11. Animal rights, hunting and fishing, wearing furs, eating meat: activist issues with an existential basis, and which are also surrounded by form. Just as there is a question of when it is ethical to end a human life, so the same question exists when we consider ending the lives of other species. We obviously must take some lives, if only of plants, since our survival depends on it. But should we take the lives of sensate organisms, and if so in what circumstances? As an ethic, we have seen that this is acceptable only when we do it to support ourselves personally, and also that we should seek to minimize it. Therefore, there is a basis for an activist response to such things as wearing furs, and sport hunting and fishing where we do not personally consume our “kill,” since for the former we do not need furs (we have other options), and for the latter we do not use what we destroy. Furthermore, activists can (and should) strive to educate us to follow a higher ethic, such as not hunting and fishing at all, or using animal products, but not attempt to force us to behave this way, since that would be form.

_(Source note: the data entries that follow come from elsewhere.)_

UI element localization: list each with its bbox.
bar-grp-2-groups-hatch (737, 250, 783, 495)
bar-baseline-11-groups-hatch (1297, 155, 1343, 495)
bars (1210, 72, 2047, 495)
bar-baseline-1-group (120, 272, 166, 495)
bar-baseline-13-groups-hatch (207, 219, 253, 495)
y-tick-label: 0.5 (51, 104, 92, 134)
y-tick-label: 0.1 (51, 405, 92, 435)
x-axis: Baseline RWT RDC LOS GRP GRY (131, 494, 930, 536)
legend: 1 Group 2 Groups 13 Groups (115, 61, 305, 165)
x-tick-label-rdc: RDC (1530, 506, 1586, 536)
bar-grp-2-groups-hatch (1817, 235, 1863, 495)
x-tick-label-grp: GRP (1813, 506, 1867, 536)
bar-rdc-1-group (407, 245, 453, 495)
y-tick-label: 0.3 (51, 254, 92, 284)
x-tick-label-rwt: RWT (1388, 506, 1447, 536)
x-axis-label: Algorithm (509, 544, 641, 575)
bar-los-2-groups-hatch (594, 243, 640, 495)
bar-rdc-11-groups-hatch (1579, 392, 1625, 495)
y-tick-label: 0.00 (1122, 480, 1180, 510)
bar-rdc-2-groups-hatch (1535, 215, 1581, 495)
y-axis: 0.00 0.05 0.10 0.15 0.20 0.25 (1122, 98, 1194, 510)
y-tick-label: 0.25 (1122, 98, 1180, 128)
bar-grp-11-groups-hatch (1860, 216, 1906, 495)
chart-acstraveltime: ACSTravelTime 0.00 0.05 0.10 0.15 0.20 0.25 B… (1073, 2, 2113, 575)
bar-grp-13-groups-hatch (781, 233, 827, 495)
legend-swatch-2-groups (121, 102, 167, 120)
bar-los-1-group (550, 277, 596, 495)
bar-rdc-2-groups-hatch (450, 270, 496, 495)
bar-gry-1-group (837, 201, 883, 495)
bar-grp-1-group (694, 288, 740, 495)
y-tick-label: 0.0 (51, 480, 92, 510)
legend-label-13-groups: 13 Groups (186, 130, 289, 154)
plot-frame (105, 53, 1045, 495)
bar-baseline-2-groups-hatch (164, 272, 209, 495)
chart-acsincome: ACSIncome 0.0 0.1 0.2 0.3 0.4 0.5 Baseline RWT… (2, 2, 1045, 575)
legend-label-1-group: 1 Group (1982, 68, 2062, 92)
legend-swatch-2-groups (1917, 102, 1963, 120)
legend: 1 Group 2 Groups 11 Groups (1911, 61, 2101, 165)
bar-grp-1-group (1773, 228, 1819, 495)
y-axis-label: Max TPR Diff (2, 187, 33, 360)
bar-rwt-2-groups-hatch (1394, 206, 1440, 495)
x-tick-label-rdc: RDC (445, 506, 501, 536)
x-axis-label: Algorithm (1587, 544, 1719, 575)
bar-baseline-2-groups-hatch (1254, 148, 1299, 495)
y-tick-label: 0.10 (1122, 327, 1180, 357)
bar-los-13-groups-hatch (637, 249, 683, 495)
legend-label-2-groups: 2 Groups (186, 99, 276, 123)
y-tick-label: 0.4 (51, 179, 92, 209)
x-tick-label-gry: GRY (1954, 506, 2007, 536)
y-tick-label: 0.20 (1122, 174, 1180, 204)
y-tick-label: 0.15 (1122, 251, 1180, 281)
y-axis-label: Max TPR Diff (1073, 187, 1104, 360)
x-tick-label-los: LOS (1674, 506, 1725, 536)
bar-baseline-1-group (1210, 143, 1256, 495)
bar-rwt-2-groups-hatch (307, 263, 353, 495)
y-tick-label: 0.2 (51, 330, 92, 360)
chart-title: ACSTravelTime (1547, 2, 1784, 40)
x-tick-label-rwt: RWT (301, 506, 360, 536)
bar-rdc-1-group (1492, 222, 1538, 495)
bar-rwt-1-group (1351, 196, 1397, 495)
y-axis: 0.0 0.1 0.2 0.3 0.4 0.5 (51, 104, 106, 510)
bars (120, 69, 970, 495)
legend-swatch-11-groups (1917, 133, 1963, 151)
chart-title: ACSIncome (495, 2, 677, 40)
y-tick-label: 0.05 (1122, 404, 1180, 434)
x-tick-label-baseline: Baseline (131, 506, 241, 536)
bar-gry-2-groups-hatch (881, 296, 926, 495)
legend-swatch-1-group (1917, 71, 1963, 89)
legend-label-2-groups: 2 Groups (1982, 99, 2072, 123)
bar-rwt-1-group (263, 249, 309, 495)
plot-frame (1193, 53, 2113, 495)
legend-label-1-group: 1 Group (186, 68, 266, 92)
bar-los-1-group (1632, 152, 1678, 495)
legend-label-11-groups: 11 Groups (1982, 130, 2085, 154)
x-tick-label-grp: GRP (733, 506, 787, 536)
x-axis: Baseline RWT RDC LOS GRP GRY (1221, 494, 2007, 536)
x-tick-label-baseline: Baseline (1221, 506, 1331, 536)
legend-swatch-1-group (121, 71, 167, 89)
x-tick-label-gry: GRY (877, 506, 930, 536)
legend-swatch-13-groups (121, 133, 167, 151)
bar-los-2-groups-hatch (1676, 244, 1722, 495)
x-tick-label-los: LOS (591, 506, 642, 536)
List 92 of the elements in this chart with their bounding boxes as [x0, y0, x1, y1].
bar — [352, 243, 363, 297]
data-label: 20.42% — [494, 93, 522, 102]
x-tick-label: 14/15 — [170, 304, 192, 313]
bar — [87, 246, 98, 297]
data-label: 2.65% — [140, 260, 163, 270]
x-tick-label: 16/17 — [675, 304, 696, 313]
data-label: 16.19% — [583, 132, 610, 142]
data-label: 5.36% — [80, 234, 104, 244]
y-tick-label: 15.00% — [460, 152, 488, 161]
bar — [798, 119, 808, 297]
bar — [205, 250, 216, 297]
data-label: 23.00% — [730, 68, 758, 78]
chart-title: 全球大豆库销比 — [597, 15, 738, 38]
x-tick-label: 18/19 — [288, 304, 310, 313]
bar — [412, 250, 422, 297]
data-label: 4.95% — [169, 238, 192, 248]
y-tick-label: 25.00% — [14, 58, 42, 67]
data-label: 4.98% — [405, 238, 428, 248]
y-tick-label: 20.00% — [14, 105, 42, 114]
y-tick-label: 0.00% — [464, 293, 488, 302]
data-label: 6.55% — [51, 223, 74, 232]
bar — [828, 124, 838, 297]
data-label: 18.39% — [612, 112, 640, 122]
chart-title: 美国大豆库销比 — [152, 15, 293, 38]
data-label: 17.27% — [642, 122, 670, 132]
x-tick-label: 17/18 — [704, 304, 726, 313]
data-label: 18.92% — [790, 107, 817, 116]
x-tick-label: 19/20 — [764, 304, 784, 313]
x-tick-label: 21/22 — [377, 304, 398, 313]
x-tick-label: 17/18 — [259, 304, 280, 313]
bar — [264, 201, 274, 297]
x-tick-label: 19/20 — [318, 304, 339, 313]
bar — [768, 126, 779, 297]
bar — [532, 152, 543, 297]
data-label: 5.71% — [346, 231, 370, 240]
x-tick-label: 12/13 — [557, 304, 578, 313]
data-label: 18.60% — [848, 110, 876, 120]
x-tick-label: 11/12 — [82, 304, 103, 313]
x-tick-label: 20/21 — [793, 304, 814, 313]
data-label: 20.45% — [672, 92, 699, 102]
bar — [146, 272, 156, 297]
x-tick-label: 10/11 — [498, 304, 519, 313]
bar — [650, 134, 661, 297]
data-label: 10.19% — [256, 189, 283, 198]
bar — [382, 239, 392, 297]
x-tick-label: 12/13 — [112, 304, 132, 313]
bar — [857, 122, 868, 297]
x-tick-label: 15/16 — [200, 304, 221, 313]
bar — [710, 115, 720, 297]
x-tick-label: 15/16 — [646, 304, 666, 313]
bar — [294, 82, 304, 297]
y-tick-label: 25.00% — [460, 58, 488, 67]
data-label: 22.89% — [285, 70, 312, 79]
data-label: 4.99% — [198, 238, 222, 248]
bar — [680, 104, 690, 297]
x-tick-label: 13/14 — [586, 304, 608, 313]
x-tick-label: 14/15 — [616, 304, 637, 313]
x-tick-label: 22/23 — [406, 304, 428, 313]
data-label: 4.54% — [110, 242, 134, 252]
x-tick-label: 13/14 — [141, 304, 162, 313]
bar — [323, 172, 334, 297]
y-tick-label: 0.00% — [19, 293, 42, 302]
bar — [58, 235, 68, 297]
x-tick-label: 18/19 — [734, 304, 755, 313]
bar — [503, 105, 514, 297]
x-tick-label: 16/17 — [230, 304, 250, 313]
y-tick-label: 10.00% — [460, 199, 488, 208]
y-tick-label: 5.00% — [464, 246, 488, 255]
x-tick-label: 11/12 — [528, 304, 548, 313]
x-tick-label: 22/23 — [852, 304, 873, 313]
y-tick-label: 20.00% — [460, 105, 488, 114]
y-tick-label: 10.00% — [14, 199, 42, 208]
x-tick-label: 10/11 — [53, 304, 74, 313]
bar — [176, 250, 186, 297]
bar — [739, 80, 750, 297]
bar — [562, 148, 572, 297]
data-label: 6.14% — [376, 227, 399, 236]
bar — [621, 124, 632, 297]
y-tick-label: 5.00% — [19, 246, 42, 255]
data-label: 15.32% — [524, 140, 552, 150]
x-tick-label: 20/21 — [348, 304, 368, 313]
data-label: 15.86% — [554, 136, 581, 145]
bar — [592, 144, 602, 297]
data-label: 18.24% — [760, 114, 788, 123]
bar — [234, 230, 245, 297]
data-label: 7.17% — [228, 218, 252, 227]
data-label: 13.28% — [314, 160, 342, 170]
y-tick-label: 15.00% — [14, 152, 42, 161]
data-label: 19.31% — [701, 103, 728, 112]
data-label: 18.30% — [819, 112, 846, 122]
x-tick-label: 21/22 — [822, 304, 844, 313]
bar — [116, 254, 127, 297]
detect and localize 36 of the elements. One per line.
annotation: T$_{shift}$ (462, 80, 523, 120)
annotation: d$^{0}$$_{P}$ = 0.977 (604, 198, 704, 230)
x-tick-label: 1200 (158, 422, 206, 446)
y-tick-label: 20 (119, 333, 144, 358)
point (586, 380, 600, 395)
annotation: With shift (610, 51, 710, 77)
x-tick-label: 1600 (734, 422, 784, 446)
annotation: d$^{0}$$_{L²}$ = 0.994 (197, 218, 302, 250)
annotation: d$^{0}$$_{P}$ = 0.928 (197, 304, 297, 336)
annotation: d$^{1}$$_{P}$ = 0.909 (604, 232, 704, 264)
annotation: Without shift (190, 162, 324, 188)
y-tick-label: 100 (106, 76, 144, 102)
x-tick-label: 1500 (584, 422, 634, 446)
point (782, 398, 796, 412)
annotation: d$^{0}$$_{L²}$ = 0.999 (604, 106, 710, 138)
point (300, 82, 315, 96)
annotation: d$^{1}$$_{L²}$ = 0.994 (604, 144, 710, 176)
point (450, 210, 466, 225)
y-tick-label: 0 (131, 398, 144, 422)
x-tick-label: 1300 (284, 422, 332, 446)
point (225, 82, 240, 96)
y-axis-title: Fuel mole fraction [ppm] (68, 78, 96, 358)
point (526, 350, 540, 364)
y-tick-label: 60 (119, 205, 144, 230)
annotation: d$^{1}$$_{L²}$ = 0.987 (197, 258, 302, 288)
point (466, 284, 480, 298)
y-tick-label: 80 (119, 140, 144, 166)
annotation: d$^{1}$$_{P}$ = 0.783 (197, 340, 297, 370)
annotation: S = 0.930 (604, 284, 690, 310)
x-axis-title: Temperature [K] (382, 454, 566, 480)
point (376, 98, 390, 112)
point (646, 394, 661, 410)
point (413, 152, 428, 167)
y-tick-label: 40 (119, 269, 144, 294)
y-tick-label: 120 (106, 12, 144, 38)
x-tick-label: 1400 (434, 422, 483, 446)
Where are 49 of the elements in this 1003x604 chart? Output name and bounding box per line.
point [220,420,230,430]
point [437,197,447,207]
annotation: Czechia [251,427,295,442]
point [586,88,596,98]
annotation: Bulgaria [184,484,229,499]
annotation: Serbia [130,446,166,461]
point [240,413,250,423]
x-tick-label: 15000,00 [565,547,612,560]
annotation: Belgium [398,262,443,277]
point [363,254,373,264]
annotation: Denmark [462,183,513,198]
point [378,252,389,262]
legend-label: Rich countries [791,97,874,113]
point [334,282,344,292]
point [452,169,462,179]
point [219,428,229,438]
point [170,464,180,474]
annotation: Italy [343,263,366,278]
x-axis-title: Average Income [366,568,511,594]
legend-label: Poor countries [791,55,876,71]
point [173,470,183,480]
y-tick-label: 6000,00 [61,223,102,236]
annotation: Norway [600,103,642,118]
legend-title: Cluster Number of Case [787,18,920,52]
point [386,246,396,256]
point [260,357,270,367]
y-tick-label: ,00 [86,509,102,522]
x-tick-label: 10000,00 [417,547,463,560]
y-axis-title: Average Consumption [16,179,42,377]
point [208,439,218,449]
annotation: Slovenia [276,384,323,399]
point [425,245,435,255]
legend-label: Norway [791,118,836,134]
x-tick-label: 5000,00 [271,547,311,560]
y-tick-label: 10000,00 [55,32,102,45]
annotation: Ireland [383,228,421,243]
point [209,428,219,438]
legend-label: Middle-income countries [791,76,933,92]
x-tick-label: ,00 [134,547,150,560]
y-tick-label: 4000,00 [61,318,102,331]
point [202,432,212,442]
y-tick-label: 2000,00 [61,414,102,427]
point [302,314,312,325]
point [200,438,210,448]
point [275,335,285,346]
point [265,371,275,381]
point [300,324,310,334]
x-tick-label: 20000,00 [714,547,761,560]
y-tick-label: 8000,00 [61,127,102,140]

However, this argument does not extend to the humiliation and torture of animals. Animal rights activists are fully justified in opposing this, including through direct action. But even still, there is a limit. The most extreme activists have threatened physical violence against animal lab experimenters, and they justify this with the idea of the lesser evil. Killing a vivisectionist may be wrong, they say, but by doing it they prevent a greater wrong, i.e., it is the lesser of two evils. But, as should be clear by now, this is the same argument as the greater good: using an ethical end to justify an unethical means. (Also, it assumes that we have no options other than “evil” ones.)

Do you threaten vivisectionists (or abortion doctors), as on internet “hitlists”? No. It is unethical. It is terrorism. You do create a fear for life in the target. Also, even if you do not act (and even never planned to), it could encourage others to do so such that the threat is fulfilled.

In addition, we need to make a closer examination of the idea that meat is murder. I, personally, reject this. Carnivorous consumption is part of our evolution, and as such, while it should be opposed, it cannot be prohibited. However, our broader actions against nature do justify such a response. Just as we are beginning to prosecute dictators and their co-conspirators for crimes against humanity, so too should our real environmental terrorists be punished for crimes against nature.